Departments In This Story
Sylke Rene Meyer is a writer, director, media artist, performer, educator, and co-founder of the artist group Studio206 that operates from Berlin, Los Angeles and Providence.
Last fall, she installed a public art piece called Send/Receive in downtown Providence. The project commemorates three sites in the city that are specific to the city’s immigrant histories, including the Grace Church Cemetery, the historic synagogue, and the site of the former Fefa’s market. Each structure features a short-range radio transmitter that invites passersby to broadcast their stories, music, and more.
In a recent conversation with Vivica Dsouza, CTM’s Communications Assistant, Meyer discussed why she’s drawn to interactivity, how spatial storytelling changes what “authorship” means, and what she’s thinking about ahead of an April talk tied to her book on Soviet narratology and story design.
This interview has been edited for brevity and clarity.

CTM: Can you share your journey as an artist and educator? How did your early experiences in theater, film and performance lead to your current work?
Sylke Meyer: My original relationship with the arts was in theater in Europe. Over time, I moved from theater to film and worked as a writer-director, narrative movies, essentially, but I always had a performance practice on the side. So, I’ve long held both forms: linear authorship through screenwriting and filmmaking and also collaborative, improvised, experiential forms through performance. I started combining video and performance and media art very early on, so there’s actually a consistency in the work, even as specific practices shifted.
My interest in academia and teaching began around 2000, tied to identity and to how narrative can form and justify structural inequalities. Later, I narrowed from a broader politics of narrative to interactivity — two-way communication between humans, and between humans and machines.

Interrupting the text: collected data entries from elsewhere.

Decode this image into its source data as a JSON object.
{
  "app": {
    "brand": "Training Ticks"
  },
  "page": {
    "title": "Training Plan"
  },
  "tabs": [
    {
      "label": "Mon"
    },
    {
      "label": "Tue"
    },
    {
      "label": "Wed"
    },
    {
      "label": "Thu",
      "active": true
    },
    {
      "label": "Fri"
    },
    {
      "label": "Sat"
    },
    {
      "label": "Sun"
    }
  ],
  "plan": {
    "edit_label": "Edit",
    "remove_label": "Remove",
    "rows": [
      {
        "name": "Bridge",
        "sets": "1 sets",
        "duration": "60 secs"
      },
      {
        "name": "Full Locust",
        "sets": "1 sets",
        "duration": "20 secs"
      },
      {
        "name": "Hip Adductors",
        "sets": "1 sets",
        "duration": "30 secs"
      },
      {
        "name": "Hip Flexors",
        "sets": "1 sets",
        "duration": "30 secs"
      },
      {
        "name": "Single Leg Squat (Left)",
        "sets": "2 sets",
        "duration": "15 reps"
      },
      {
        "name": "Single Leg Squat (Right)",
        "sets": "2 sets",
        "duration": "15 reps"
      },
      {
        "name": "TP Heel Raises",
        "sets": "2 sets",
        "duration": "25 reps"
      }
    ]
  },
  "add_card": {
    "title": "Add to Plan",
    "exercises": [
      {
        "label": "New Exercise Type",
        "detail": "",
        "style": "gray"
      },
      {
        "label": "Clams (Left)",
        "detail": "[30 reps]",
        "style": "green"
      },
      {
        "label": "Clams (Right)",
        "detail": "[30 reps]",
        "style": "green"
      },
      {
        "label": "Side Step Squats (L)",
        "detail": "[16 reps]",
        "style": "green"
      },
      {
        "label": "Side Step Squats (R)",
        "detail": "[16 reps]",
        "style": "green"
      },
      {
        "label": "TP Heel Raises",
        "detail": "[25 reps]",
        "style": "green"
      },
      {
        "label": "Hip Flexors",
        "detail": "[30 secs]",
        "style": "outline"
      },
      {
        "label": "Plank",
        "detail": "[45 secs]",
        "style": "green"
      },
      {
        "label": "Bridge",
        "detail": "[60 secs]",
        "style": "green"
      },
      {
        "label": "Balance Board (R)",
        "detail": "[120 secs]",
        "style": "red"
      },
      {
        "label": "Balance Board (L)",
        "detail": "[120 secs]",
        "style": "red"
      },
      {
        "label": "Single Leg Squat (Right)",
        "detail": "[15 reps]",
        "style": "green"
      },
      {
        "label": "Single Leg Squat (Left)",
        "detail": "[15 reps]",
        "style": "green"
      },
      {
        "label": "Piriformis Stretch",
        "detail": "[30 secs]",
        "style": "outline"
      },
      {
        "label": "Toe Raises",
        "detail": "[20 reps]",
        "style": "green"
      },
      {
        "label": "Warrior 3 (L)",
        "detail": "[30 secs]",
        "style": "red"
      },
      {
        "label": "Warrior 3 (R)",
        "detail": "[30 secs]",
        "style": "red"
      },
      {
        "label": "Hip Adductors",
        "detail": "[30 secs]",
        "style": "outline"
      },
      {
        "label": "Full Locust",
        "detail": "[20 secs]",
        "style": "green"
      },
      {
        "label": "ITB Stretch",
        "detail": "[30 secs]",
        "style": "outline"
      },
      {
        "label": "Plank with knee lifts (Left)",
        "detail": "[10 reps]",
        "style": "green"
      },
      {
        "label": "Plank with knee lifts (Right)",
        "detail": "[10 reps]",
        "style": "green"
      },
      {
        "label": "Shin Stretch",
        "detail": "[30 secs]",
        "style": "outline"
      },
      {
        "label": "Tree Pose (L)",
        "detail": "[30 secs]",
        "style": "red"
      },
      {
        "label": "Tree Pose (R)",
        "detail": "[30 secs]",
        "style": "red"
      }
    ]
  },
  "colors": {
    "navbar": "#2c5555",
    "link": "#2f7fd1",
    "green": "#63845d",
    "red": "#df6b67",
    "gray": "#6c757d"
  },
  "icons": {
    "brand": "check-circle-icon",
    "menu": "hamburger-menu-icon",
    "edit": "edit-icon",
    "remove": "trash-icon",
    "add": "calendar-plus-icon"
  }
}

It still leads back to identity: Who are we, and why is that question so important for every other species on this planet?

CTM: Your creative practice spans media art, public art, film and performance. How do those different modes of storytelling inform each other?
Meyer: In linear, authored forms like film and theater, identity is often created through identification, between the protagonist and the audience member watching. In many dramatic structures, the storyteller aims to align the audience with what the protagonist wants or needs, building toward catharsis.
For me, the bigger question is what those structures do socially, how narrative rituals help communities live inside systems built on structural inequality. In interactive narrative, the producer, the actor and the audience member are often the same person. It becomes closer to role-playing: you explore and co-create with others. Those identity formations are temporary, and you can shift roles. That opens possibilities for imagining societies grounded more in structural equality.
CTM: Your book, Soviet Narratology and Spatial Story Design: The Unintentional Storyteller, looks at narrative design through structure and space. What drew you to this topic, and what do you hope readers take away?
Meyer: Soviet narratology, and the Russian formalist tradition, emphasizes structure over content. It matters less what a narrative is “about” than the form, structure and location in which it takes place. That shift also downplays the author as the primary source of meaning. Instead, you look at the text, and later, as these ideas develop, you move toward space as a carrier of narrative meaning.
That’s part of what leads to spatial storytelling, where beginning-middle-end becomes less central. You enter a narrative space, and the space itself carries dramatic information. A door, a chair, a window with bars — those details establish stakes and invite action. Spatial story design is about shaping the probabilities of how a user behaves inside that space. You don’t control everything, but you can guide experience through design.

CTM: You’re planning a book talk in April connected to this work. What are you hoping to focus on in that discussion?
Meyer: I haven’t fully decided yet. Given the CTM community, I may focus on games — different forms of games, and how they carry different implications. But I’m not quite sure yet.
CTM: In our conversation, you spoke about critical inquiry as technology evolves. How do you see critical thinking shaping creative practice as AI advances?
Meyer: AI raises questions about consciousness and life: What counts as “living,” and what happens if people begin to treat AI as living, whether or not it’s conscious? It also challenges human identity in a direct way. If humans have long understood themselves as the fastest, the smartest, the superior species, that self-concept shifts when we build companions that may be smarter, faster and less fragile.
That creates new pressures — fragility, anger, resentment — and it forces a practical question: What are we needed for as a species? If work changes radically, identity changes, too, because many adults are identified through what they do for work.
Creative practice matters here because narrative media doesn’t only justify the world as it is. It also produces fantasies and utopian images of how the world could be. If authorship becomes more questionable, I think interactive media, co-creation and multiple authorship become more important.
CTM: Looking ahead, what are you most excited about pursuing in your research or artistic work?
Meyer: I’m excited about the public artwork I’m doing these days, constructed situations for interactivity. I’m interested in how to engage an audience without forcing it, while holding a contemplative and philosophical component alongside play. I think it’s important to find ways of community building in a period of massive disruption, including disruptions to how identity is constructed.
I’m trying to move away from narratives of transhumanism or supremacy and toward a more equal, communitarian model of identity.